Please visit methagora to view and post comments on this article.

Say you've developed a novel research method or tool. You will likely have a strong desire to give it a clever name while cherishing a hope that the method and name will become widely used—think “polymerase chain reaction.” But if the method is a new algorithm implemented in software, you may decide to forego naming the software to avoid shifting readers' focus away from the algorithm itself.

Some readers may be asking themselves how a new algorithm is different from a new piece of software. In fact, although the two can be intimately related, there is a distinct difference. A new algorithm is a defined set of instructions for solving a problem in a new way—literally a new method. Software, on the other hand, although it is often required to implement an algorithm in a way that biologists can use, may instead be only a repackaging of existing algorithms to create a new tool.

New algorithms are communicated to the wider community using natural language supplemented with a series of mathematical operations, pseudocode or computer language. This should be done in enough detail that users can incorporate the algorithm into software of their own design. Although a software implementation of the algorithm is often used to test the algorithm's performance before publication, this software isn't necessarily provided to readers. And if the software is provided, it is often not named.

There are a number of reasons why the author of a new algorithm may be reluctant to name the software implementation. For one thing, people often expect named software to be maintained and updated. This expectation may not seem unreasonable, but the reality is that after the graduate student or postdoc who wrote the software has left the lab, he or she will often be unable to continue supporting it by tracking down bugs or adding new requested functionality. And the principle investigator, regardless of desire, is unlikely to be familiar enough with the code to do so. Changes in operating systems and hardware make maintaining software even more complicated. An algorithm, on the other hand, requires no support provided that all the necessary details were presented in the paper.

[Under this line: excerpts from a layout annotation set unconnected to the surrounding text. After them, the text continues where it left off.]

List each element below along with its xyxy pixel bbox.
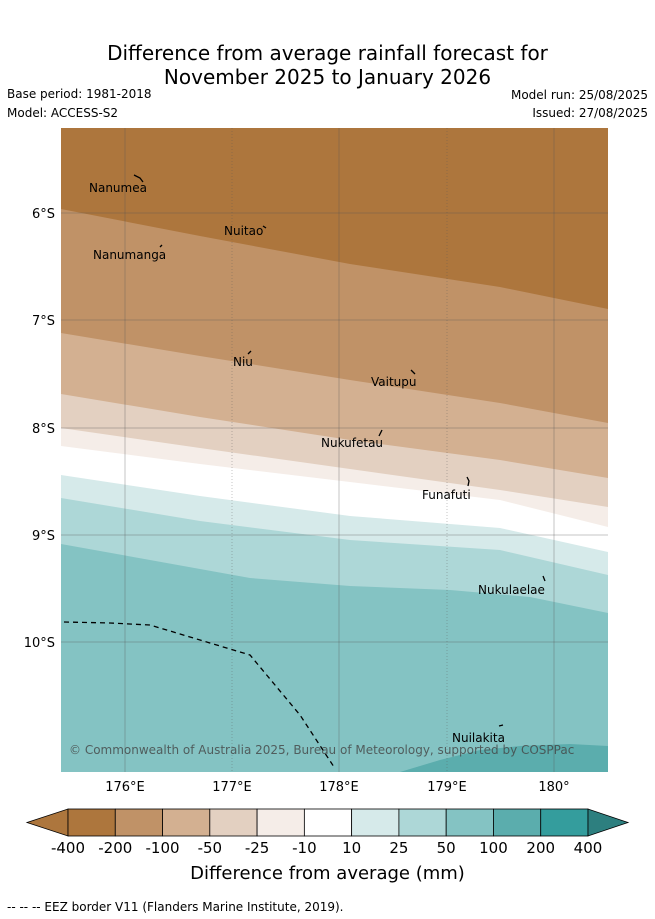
colorbar-segment — [493, 808, 542, 837]
colorbar-tick-label: 200 — [526, 839, 556, 857]
place-label-nukufetau: Nukufetau — [321, 436, 383, 450]
base-period: Base period: 1981-2018 — [7, 87, 152, 101]
colorbar-tick-label: -100 — [145, 839, 180, 857]
lon-label-179e: 179°E — [427, 780, 467, 795]
colorbar-tick-label: -10 — [292, 839, 317, 857]
lat-label-6s: 6°S — [32, 207, 55, 222]
lon-label-177e: 177°E — [212, 780, 252, 795]
band-100-to-200 — [400, 744, 608, 772]
island-mark-funafuti — [466, 476, 470, 487]
lon-label-180: 180° — [538, 780, 569, 795]
colorbar-segment — [445, 808, 494, 837]
model-name: Model: ACCESS-S2 — [7, 106, 119, 120]
lat-label-8s: 8°S — [32, 422, 55, 437]
lat-label-10s: 10°S — [24, 636, 55, 651]
eez-border — [63, 621, 335, 768]
colorbar-tick-label: -25 — [244, 839, 270, 857]
longitude-labels: 176°E 177°E 178°E 179°E 180° — [105, 780, 569, 795]
lat-label-9s: 9°S — [32, 529, 55, 544]
place-label-nuitao: Nuitao — [224, 224, 263, 238]
issued-date: Issued: 27/08/2025 — [532, 106, 648, 120]
island-mark-niu — [247, 350, 252, 355]
title-line-2: November 2025 to January 2026 — [163, 65, 492, 89]
title-line-1: Difference from average rainfall forecas… — [107, 41, 548, 65]
place-label-nanumea: Nanumea — [89, 181, 147, 195]
place-label-niu: Niu — [233, 355, 253, 369]
colorbar-segment — [351, 808, 400, 837]
island-mark-nuilakita — [498, 724, 504, 727]
lon-label-178e: 178°E — [319, 780, 359, 795]
place-labels: Nanumea Nuitao Nanumanga Niu Vaitupu Nuk… — [89, 181, 545, 745]
copyright-notice: © Commonwealth of Australia 2025, Bureau… — [69, 743, 574, 757]
colorbar-segment — [209, 808, 258, 837]
colorbar-segment — [540, 808, 589, 837]
band-50-to-100 — [61, 544, 608, 772]
latitude-labels: 6°S 7°S 8°S 9°S 10°S — [24, 207, 55, 651]
map-title: Difference from average rainfall forecas… — [0, 41, 655, 89]
island-mark-nukulaelae — [542, 575, 546, 582]
island-marks — [133, 174, 546, 727]
colorbar-segment — [256, 808, 305, 837]
colorbar-extend-high — [587, 808, 630, 837]
island-mark-vaitupu — [410, 369, 416, 375]
colorbar-extend-low — [25, 808, 69, 837]
island-mark-nuitao — [262, 225, 267, 229]
colorbar-segment — [114, 808, 163, 837]
lat-label-7s: 7°S — [32, 314, 55, 329]
colorbar-tick-label: -400 — [50, 839, 86, 857]
place-label-nanumanga: Nanumanga — [93, 248, 166, 262]
island-mark-nanumea — [133, 174, 144, 183]
island-mark-nanumanga — [159, 244, 163, 248]
colorbar-segment — [162, 808, 211, 837]
colorbar-tick-label: 400 — [573, 839, 603, 857]
colorbar-tick-label: 25 — [389, 839, 409, 857]
colorbar-segment — [398, 808, 447, 837]
island-mark-nukufetau — [378, 429, 383, 437]
eez-footnote: -- -- -- EEZ border V11 (Flanders Marine… — [7, 900, 344, 914]
colorbar-label: Difference from average (mm) — [190, 863, 465, 884]
colorbar-segment — [303, 808, 353, 837]
colorbar-tick-label: -200 — [98, 839, 133, 857]
colorbar-tick-label: 100 — [479, 839, 508, 857]
model-run: Model run: 25/08/2025 — [510, 88, 648, 102]
colorbar-segment — [67, 808, 116, 837]
grid-lines — [61, 128, 608, 772]
place-label-nuilakita: Nuilakita — [452, 731, 505, 745]
lon-label-176e: 176°E — [105, 780, 145, 795]
colorbar-tick-label: 10 — [342, 839, 362, 857]
place-label-funafuti: Funafuti — [422, 488, 471, 502]
colorbar-tick-label: 50 — [436, 839, 456, 857]
colorbar-tick-label: -50 — [197, 839, 223, 857]
place-label-vaitupu: Vaitupu — [371, 375, 417, 389]
place-label-nukulaelae: Nukulaelae — [478, 583, 545, 597]
colorbar — [25, 808, 630, 837]
map-area: Nanumea Nuitao Nanumanga Niu Vaitupu Nuk… — [61, 128, 608, 772]
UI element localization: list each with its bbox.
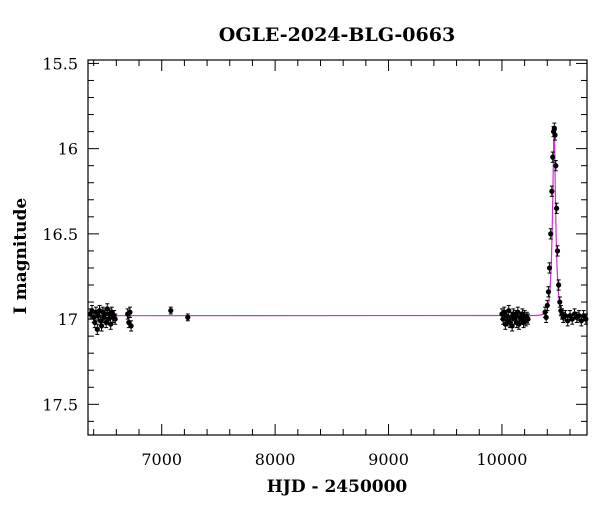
- data-point: [168, 306, 174, 315]
- data-point: [576, 310, 582, 322]
- point-marker: [556, 282, 562, 288]
- point-marker: [549, 188, 555, 194]
- point-marker: [94, 326, 100, 332]
- data-point: [128, 320, 134, 332]
- y-tick-label: 17: [58, 310, 78, 329]
- point-marker: [553, 163, 559, 169]
- data-point: [545, 286, 552, 298]
- chart-title: OGLE-2024-BLG-0663: [219, 24, 455, 46]
- data-point: [99, 320, 105, 332]
- point-marker: [557, 299, 563, 305]
- point-marker: [543, 314, 549, 320]
- y-tick-label: 17.5: [42, 395, 78, 414]
- point-marker: [583, 316, 589, 322]
- data-point: [554, 245, 561, 257]
- data-point: [548, 228, 554, 240]
- model-line: [87, 128, 588, 317]
- point-marker: [112, 316, 118, 322]
- point-marker: [545, 289, 552, 295]
- x-axis-label: HJD - 2450000: [267, 477, 408, 497]
- point-marker: [525, 316, 531, 322]
- data-point: [185, 313, 191, 322]
- data-point: [543, 311, 549, 323]
- point-marker: [104, 306, 110, 312]
- point-marker: [578, 318, 584, 324]
- data-point: [550, 151, 556, 163]
- point-marker: [548, 231, 554, 237]
- data-point: [552, 129, 558, 141]
- point-marker: [128, 323, 134, 329]
- data-point: [515, 306, 521, 318]
- point-marker: [515, 309, 521, 315]
- point-marker: [127, 309, 133, 315]
- point-marker: [546, 265, 553, 271]
- point-marker: [550, 154, 556, 160]
- x-tick-label: 7000: [141, 450, 182, 469]
- data-point: [112, 313, 118, 325]
- point-marker: [569, 316, 575, 322]
- point-marker: [102, 311, 108, 317]
- data-point: [94, 323, 100, 335]
- data-point: [553, 160, 559, 172]
- axis-ticks: [88, 60, 587, 435]
- model-curve: [87, 128, 588, 317]
- data-points: [87, 122, 589, 335]
- data-point: [554, 202, 560, 214]
- tick-labels: 7000 8000 9000 10000 15.5 16 16.5 17 17.5: [42, 54, 527, 469]
- point-marker: [576, 313, 582, 319]
- y-tick-label: 15.5: [42, 54, 78, 73]
- y-tick-label: 16: [58, 140, 78, 159]
- point-marker: [554, 248, 561, 254]
- point-marker: [99, 323, 105, 329]
- y-axis-label: I magnitude: [11, 198, 31, 315]
- point-marker: [168, 307, 174, 314]
- y-tick-label: 16.5: [42, 225, 78, 244]
- x-tick-label: 8000: [255, 450, 296, 469]
- data-point: [127, 306, 133, 318]
- data-point: [549, 185, 555, 197]
- point-marker: [544, 302, 550, 309]
- data-point: [544, 299, 550, 312]
- data-point: [556, 279, 562, 291]
- data-point: [525, 313, 531, 325]
- data-point: [578, 315, 584, 327]
- point-marker: [562, 313, 569, 319]
- point-marker: [554, 205, 560, 211]
- x-tick-label: 9000: [368, 450, 409, 469]
- x-tick-label: 10000: [476, 450, 527, 469]
- plot-frame: [87, 59, 588, 436]
- data-point: [546, 262, 553, 274]
- point-marker: [565, 318, 571, 324]
- point-marker: [552, 132, 558, 138]
- point-marker: [185, 314, 191, 320]
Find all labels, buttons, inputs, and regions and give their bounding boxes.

Release of software under an open-source license is often presented as a solution to this problem because this allows users to fix bugs or add functionality—and release under such a license is strongly encouraged by the community. But with the occasional exception, open-source software is almost never examined in detail by users and is modified even more rarely. The problem is particularly acute when most of the users are biologists, not bioinformaticians.

Although a lack of continuing support for software is regrettable, such support requires far more work than is necessary for typical lab methods or tools. Bench methods can almost always be reproduced from a detailed step-by-step protocol (easily distributed by e-mail), and users frequently introduce their own tweaks anyway. Clones of new genetically encoded tools just need to be expanded and mailed out. If a serious problem with a non-software-based tool does manifest itself, biologists will just decide not to use the tool rather than demand that the author fix it.

But there is another reason why software implementations often remain unnamed, one that biologists may not fully appreciate. A large number of software tools containing existing algorithms are published every year, often as two-page reports in bioinformatics journals, and the computational biology community views these software tools with less interest than novel algorithms. Some computational biologists may not even read past the tool name to determine whether a useful new algorithm is contained in the tool.

Anecdotal reports suggest that computational biologists often feel that the easiest way to prevent an algorithm from being seen by their peers as just another tool—rather than an innovative new method—is to avoid providing a software implementation. Depending on the complexity of the algorithm and the application, the lack of software may or may not impede uptake by biologists. Alternatively, if software is provided, it may not be named.

Unfortunately, unless the new algorithm itself is named, supplying an unnamed software implementation of the algorithm can cause difficulties after the paper is published. Whereas the computational biology community is interested in novel algorithms, the larger biological research community wants user-friendly software that users can easily identify. A good name provides an easy and unique way of referring to the software and simplifies searching for papers describing work in which it was used. Although it is possible to use the author's name instead, this becomes problematic when other people need to repeatedly refer to different unnamed pieces of software, particularly if an author is associated with multiple pieces of software. Using one author's name may also be unfair if several people contributed to the software's development.

We believe the problems resulting from providing a named software implementation of a new algorithm, while real, do not outweigh the benefits to the larger biological community. If the main point of a paper is to describe a new algorithm and its use, authors should be careful to write the paper so to make it clear that the software tool is only an implementation of a novel algorithm. By doing so, authors can hope to avoid detracting from the interest of the work for other computational biologists while still providing an implementation that will be useful for the biologists who want to evaluate and use it.